A pesar de las críticas a Trump por su forma de comportarse, éste reivindicó el proceso que lo encumbró en 2016 y parece seguir ahora: dijo que había transformado Washington, sometiendo a “agrupamientos políticos corruptos y disfuncionales” y restaurando un gobierno “de, para y por el pueblo”: el mandatario se situó como un no-político tradicional que se enfrenta a grupos enquistados en la cosa pública estadunidense.
“Un voto para cualquier demócrata en 2020 es un voto para el ascenso del socialismo radical y la destrucción del sueño americano”, sostuvo como frase de campaña y, ya lanzado por ese sendero, acusó a los demócratas de “conducta antiestadunidense” que “quieren destruirlos a ustedes y quieren destruir a nuestro país tal como lo conocemos”.
En tanto, Joe Biden -sin propuestas altisonantes que sacudan a la mesocracia estadunidense -objeto de su prédica- se plantea los temas económicos como forma de ganar votantes. Propone llevar a 28% los impuestos a las empresas (hoy 21%) y a 39,7% a los que ingresen más de 400 mil dólares anuales de percepciones.

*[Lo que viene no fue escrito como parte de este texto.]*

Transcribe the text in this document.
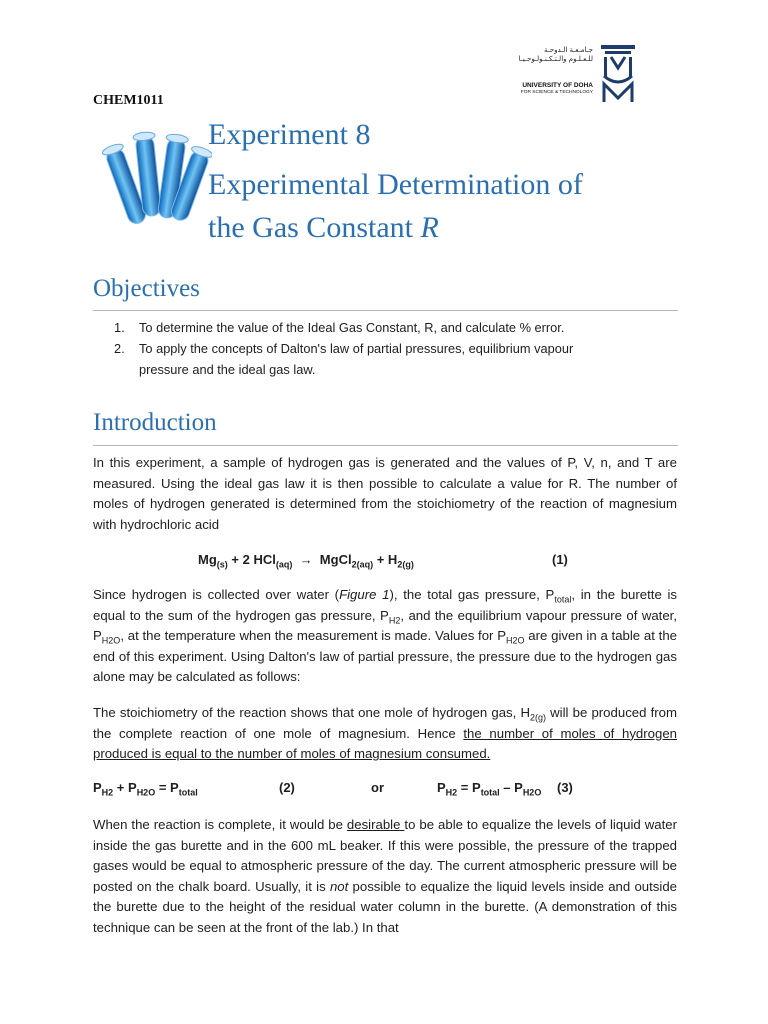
CHEM1011
جـامـعـة الـدوحـة
للـعـلـوم والـتـكـنـولـوجـيـا
UNIVERSITY OF DOHA
FOR SCIENCE & TECHNOLOGY
Experiment 8
Experimental Determination of
the Gas Constant R
Objectives
1. To determine the value of the Ideal Gas Constant, R, and calculate % error.
2. To apply the concepts of Dalton's law of partial pressures, equilibrium vapour
pressure and the ideal gas law.
Introduction
In this experiment, a sample of hydrogen gas is generated and the values of P, V, n, and T are measured. Using the ideal gas law it is then possible to calculate a value for R. The number of moles of hydrogen generated is determined from the stoichiometry of the reaction of magnesium with hydrochloric acid
$Mg_{(s)} + 2$ HCl$_{(aq)}$ → MgCl$_{2(aq)}$ + $H_{2(g)}$	(1)
Since hydrogen is collected over water (Figure 1), the total gas pressure, $P_{total}$, in the burette is equal to the sum of the hydrogen gas pressure, $P_{H2}$, and the equilibrium vapour pressure of water, $P_{H2O}$, at the temperature when the measurement is made. Values for $P_{H2O}$ are given in a table at the end of this experiment. Using Dalton's law of partial pressure, the pressure due to the hydrogen gas alone may be calculated as follows:
The stoichiometry of the reaction shows that one mole of hydrogen gas, $H_{2(g)}$ will be produced from the complete reaction of one mole of magnesium. Hence the number of moles of hydrogen produced is equal to the number of moles of magnesium consumed.
$P_{H2} + P_{H2O} = P_{total}$	(2)	or	$P_{H2} = P_{total} - P_{H2O}$ (3)
When the reaction is complete, it would be desirable to be able to equalize the levels of liquid water inside the gas burette and in the 600 mL beaker. If this were possible, the pressure of the trapped gases would be equal to atmospheric pressure of the day. The current atmospheric pressure will be posted on the chalk board. Usually, it is not possible to equalize the liquid levels inside and outside the burette due to the height of the residual water column in the burette. (A demonstration of this technique can be seen at the front of the lab.) In that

En torno a los energéticos, Biden quitaría los subsidios a los de origen fósil, sin prohibir el fracking e impulsaría la utilización de energías limpias en todo el continente. Devolvería a Estados Unidos a los Acuerdos de París adoptados por la conferencia climática.
Acerca de salud y seguros, Biden aplicaría ampliado el llamado Obamacare para competir con la seguridad privada.

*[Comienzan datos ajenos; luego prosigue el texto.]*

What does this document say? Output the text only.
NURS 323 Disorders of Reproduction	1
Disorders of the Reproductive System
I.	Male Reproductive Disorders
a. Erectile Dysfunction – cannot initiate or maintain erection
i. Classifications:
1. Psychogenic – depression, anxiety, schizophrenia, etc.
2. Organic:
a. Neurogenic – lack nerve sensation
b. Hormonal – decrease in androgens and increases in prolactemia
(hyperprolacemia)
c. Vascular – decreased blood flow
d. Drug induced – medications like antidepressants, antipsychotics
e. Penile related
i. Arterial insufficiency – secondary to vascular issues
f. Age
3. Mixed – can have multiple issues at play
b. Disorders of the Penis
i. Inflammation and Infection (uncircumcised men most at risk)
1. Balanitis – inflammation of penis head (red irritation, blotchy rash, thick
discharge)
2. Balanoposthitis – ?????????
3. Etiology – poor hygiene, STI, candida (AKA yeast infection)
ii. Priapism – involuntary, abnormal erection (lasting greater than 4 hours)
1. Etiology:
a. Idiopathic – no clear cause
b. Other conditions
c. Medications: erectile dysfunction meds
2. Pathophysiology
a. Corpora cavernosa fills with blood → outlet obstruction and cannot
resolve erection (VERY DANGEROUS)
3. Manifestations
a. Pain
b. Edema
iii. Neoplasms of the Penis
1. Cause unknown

Para el tiempo inmediato, tanto Trump como Biden no controlan simultáneamente ambas ramas de Legislativo -Representantes y Senado– por lo que es improbable que sobrevengan cambios. Además, desde una y otra tienda se mantienen alertas acerca de la evolución del coronavirus y -como adelantáramos cuando nos referimos a las propuestas de los candidatos- pudieran ocurrir cambios obligados en la economía debido a las circunstancias propias de la evolución del país.
En tanto, hay quienes adjudican a Trump “malas artes” político-institucionales con el fin de quedarse enquistado en el poder un tiempo mayor que el atribuido por la constitución y ven en sus comentarios acerca del voto por correo el leitmotiv que lo promovería. Estas teorías conspirativas se basan en tres hechos relativamente reciente: 1) las críticas ejercidas en torno a dicho sufragio y la falta de confianza en la referida modalidad; 2) las propias críticas emitidas por el candidato demócrata, Joe Biden, y 3) la ausencia de una autoridad electoral en Estados Unidos capaz de intervenir para hacer valer la legalidad en circunstancias como las que se mencionan.

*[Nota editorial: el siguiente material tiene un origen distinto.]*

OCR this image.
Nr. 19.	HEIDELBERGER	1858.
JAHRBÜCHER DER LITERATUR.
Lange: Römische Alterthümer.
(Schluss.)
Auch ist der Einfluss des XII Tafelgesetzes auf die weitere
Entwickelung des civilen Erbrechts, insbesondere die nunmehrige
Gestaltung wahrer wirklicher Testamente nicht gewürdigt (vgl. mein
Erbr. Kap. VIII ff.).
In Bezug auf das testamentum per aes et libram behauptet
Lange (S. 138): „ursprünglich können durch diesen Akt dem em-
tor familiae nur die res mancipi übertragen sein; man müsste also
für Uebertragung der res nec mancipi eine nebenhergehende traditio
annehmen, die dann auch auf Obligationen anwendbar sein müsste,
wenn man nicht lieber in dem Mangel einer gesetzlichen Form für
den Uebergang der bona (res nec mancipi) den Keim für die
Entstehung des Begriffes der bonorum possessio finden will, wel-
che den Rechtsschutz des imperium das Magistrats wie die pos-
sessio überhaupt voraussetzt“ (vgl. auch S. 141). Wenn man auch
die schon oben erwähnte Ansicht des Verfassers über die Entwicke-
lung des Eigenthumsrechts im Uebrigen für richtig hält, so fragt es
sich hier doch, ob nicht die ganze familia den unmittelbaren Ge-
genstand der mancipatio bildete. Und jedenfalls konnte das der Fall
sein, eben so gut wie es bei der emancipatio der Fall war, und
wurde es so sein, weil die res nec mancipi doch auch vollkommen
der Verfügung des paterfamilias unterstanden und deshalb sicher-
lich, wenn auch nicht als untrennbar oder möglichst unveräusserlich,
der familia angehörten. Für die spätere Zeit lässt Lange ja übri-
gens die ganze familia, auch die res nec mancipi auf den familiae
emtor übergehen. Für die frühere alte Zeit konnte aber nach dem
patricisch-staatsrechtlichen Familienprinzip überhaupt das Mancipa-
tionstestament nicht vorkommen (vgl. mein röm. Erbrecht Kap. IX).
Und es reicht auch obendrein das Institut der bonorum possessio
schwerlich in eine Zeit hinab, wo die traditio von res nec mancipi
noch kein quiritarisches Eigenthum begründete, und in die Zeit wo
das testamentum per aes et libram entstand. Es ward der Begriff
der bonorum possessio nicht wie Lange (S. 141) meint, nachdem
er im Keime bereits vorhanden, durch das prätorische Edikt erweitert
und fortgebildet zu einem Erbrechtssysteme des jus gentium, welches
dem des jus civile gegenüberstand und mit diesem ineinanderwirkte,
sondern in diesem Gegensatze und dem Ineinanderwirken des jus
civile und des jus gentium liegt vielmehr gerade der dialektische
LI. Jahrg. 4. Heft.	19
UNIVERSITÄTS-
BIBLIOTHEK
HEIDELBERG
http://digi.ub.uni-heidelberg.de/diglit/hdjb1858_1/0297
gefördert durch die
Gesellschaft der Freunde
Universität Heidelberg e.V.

Se agregan a esto, las consideraciones de columnistas que se hacen eco de estas cuestiones que atañen en particular a la política exterior (de la cual se dice que Trump es un ignorante) y el presentarlo como se piensa que era el emperador Nerón, capaz de cualquier felonía con tal de quedarse en el poder y donde hasta los militares intervendrían para zanjar el contencioso.